During a May presentation of the Senate Finance & Appropriations Committee, Sickles said Virginia had lost 41,900 jobs since the beginning of fiscal year 2026 while General Fund revenues remained more than $850 million ahead of forecast.
At the time, Sickles suggested the surplus could help lawmakers move past the budget stalemate.
“It would not be unprecedented for us to use some of this money to get past this impasse, if we needed to,” Sickles told the committee.
Spanberger ordered the updated forecast May 19 while budget negotiations remained unsolved.
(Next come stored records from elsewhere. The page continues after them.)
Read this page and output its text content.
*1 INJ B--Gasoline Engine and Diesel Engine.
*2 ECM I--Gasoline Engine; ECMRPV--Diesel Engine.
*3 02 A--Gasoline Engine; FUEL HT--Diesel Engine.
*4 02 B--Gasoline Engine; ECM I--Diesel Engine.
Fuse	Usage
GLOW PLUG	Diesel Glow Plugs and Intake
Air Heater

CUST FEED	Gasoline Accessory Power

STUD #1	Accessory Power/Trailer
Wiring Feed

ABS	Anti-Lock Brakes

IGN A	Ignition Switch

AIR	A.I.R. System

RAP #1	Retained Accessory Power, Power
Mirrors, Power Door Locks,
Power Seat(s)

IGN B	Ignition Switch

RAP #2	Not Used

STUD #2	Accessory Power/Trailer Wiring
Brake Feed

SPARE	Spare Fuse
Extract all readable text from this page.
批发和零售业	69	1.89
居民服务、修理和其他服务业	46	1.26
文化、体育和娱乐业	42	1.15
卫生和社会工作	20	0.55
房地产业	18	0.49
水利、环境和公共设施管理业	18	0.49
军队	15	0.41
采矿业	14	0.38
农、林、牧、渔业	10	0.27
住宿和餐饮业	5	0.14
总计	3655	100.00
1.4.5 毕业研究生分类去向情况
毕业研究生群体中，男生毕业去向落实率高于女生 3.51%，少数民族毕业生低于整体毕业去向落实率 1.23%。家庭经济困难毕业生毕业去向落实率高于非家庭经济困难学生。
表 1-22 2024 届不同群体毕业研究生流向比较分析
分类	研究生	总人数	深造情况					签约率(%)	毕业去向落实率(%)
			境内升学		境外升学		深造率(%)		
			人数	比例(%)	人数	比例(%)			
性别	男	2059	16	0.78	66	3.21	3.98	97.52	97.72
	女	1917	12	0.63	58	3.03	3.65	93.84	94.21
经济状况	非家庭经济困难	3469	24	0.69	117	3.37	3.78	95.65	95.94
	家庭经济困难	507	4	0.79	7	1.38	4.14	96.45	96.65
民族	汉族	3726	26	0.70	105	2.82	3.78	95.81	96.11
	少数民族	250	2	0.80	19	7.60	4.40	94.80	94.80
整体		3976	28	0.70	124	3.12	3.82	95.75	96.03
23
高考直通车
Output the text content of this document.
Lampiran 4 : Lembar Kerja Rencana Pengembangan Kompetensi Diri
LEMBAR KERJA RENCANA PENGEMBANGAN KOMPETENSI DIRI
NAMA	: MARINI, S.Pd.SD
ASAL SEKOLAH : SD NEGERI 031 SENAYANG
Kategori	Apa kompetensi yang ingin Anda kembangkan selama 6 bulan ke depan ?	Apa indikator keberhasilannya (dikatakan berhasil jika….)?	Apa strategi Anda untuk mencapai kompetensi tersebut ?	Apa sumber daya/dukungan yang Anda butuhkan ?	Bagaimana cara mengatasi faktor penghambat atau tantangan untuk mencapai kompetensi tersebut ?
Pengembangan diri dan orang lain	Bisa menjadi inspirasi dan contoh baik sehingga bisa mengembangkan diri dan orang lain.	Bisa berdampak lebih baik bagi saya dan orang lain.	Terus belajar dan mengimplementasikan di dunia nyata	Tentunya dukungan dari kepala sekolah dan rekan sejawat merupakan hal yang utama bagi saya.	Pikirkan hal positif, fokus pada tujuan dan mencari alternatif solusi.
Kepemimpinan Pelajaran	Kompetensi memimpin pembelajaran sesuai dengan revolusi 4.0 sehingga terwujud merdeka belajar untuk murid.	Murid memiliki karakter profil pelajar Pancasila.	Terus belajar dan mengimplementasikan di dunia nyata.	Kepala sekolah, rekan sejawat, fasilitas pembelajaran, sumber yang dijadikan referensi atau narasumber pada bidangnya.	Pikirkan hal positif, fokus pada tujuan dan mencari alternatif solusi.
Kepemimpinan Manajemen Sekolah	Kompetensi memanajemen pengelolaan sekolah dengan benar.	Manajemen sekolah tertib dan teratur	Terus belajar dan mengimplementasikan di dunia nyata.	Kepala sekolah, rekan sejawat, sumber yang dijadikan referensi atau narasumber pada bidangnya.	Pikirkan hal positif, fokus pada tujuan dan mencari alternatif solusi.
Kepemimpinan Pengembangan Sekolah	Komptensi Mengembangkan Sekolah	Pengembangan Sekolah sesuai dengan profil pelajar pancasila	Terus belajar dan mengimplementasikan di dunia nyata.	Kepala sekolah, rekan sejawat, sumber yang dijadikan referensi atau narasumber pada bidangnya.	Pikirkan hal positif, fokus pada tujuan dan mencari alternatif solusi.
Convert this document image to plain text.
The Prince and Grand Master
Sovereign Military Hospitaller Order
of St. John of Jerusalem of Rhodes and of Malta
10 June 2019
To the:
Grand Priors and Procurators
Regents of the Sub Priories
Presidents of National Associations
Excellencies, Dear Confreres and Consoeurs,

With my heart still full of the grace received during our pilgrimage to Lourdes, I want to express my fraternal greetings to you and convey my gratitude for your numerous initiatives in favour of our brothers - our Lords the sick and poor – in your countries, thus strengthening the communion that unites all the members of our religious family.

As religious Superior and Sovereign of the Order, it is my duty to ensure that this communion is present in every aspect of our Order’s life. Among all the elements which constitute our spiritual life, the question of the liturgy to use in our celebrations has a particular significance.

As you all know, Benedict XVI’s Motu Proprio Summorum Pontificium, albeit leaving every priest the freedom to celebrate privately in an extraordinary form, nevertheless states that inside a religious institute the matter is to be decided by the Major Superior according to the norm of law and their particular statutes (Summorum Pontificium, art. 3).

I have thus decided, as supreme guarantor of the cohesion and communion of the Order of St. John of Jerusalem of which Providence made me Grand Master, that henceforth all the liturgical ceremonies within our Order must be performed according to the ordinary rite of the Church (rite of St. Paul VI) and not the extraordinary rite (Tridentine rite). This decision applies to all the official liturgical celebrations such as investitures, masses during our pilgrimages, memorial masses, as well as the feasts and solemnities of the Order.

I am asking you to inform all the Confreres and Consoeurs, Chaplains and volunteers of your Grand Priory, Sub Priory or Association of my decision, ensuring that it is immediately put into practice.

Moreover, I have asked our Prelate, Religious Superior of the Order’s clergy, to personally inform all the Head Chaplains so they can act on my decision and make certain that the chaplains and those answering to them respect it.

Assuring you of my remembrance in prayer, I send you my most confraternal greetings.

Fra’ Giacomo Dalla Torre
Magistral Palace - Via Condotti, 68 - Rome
The revised projections extend through fiscal year 2031 and are intended to give lawmakers updated economic data before final spending decisions are made.
The prolonged budget standoff has raised concerns about whether lawmakers will finish work on a revised spending plan before the new fiscal year begins July 1.
Lawmakers adjourned a special session in April without an agreement. Disputes over data center tax incentives, transportation funding and competing priorities between the Democratic-controlled House and Senate have remained major obstacles.
The stronger revenue forecast could give negotiators additional flexibility on spending priorities including education, transportation, healthcare and state employee compensation. But administration officials cautioned that economic risks remain.
Federal workforce reductions continue weighing heavily on Northern Virginia and Hampton Roads, both of which have large concentrations of federal employees and contractors. State officials have also pointed to instability in financial markets and international tensions as possible threats to future economic growth.
Even with revenues ahead of forecast, Virginia officials have repeatedly noted that much of the current surplus comes from revenue streams that can fluctuate significantly from year to year.